Decap CMS (formerly Netlify CMS) needs to authenticate to Github with OAuth. Github needs a server to talk to during the authentication process. If you’re hosting at Netlify, they take care of that. If not, you’re on your own, and the documentation is... imperfect. 😂

If you’re deploying to Cloudflare Pages this may be the code you’re looking for. It provides API endpoints for Github to talk to, running on Cloudflare Functions. Functions are kind of like Cloudflare Workers, but they run right from your Pages site.

Credits

This is based on d3v1an7/netlify-cms-oauth-cloudflare adapted for Cloudflare Functions.

Installation

1. Create OAuth application at Github

Go to Settings -> Developer Settings and choose OAuth Apps. Create a new OAuth App. Name it anything you like. Homepage URL should be set to your site’s URL. Authorization callback URL is the important part; it, too, can be set to your homepage URL (like https://example.com). Other guides say to set this to the callback API endpoint, but the documented requirement is that the callback URL be a subdirectory of this URL, and using the callback URL itself didn’t work for me.

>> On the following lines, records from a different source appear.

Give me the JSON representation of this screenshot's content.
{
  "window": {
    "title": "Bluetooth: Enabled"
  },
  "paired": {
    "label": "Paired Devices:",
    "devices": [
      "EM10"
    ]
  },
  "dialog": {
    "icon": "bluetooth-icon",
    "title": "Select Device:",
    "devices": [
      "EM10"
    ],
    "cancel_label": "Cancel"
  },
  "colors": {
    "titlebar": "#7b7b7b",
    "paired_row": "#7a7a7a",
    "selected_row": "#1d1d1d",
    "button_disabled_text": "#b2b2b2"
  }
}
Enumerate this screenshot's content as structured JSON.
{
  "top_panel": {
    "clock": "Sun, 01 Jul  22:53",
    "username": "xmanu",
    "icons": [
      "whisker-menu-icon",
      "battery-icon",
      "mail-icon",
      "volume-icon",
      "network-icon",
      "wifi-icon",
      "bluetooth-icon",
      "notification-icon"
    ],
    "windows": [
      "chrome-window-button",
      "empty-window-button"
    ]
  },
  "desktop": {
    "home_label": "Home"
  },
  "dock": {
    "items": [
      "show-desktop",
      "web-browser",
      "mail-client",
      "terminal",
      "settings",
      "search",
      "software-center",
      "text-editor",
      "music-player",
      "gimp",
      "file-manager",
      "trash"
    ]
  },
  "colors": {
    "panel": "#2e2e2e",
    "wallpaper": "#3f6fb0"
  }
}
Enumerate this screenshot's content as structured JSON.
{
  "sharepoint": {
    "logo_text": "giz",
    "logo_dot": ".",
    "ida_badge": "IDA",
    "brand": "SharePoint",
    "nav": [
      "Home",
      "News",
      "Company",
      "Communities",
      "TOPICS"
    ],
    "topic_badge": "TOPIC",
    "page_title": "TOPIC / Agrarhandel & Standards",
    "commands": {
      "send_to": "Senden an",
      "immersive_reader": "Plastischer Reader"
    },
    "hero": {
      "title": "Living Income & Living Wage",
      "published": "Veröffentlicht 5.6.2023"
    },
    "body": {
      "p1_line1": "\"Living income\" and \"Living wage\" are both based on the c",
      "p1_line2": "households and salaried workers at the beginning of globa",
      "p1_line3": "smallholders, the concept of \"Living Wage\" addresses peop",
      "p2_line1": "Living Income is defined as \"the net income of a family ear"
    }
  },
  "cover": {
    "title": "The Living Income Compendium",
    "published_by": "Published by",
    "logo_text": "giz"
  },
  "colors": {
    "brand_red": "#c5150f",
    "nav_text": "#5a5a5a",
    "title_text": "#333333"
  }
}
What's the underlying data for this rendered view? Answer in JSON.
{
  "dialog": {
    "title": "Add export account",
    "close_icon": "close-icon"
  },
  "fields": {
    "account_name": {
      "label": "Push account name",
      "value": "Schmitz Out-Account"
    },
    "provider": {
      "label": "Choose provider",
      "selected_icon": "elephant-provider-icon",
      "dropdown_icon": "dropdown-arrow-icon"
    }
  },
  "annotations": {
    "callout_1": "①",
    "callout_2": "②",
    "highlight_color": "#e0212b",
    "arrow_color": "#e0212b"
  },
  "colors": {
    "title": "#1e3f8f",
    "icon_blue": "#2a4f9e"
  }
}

Github will give you a Client ID, and you can generate a Client Secret at this time. You will need both.

2. Add Client ID and Secret to your Cloudflare project

In your Cloudflare Pages project, go to Settings -> Environment variables. Add two environment variables, GITHUB_CLIENT_ID set to the client ID from above, and GITHUB_CLIENT_SECRET set to the secret.

3. Add the files to your project

Take the functions directory from this repo and add it to your project at the top level. NOTE: This means the actual top-level of the project itself, not the top level of your output directory. So, if you’re using Hugo, functions goes at the top of the project next to content and layouts and archetypes and so forth, not inside the static or assets directory.

If you haven’t already installed the Decap CMS files, take the static/admin directory from this repo and add it to your static directory (for Hugo) or wherever you add files to be deployed as-is to your site. There are two files under admin, a stub HTML file that loads the CMS, and the CMS config file config.yml. You can change the name of the admin directory.

The config file included here is a starter file only; you need to set this up for your site, which is beyond the scope of these instructions. However, you must set site_domain and base_url in this config to the URL of your site (like https://example.com). Setting auth_endpoint here is optional because the default path works for the way this repo is set up.

4. Profit!

Publish your site and let Cloudflare build it. Go to /admin/ on your site, and you should see a Login with Github button, which should authenticate you to Github and launch the CMS.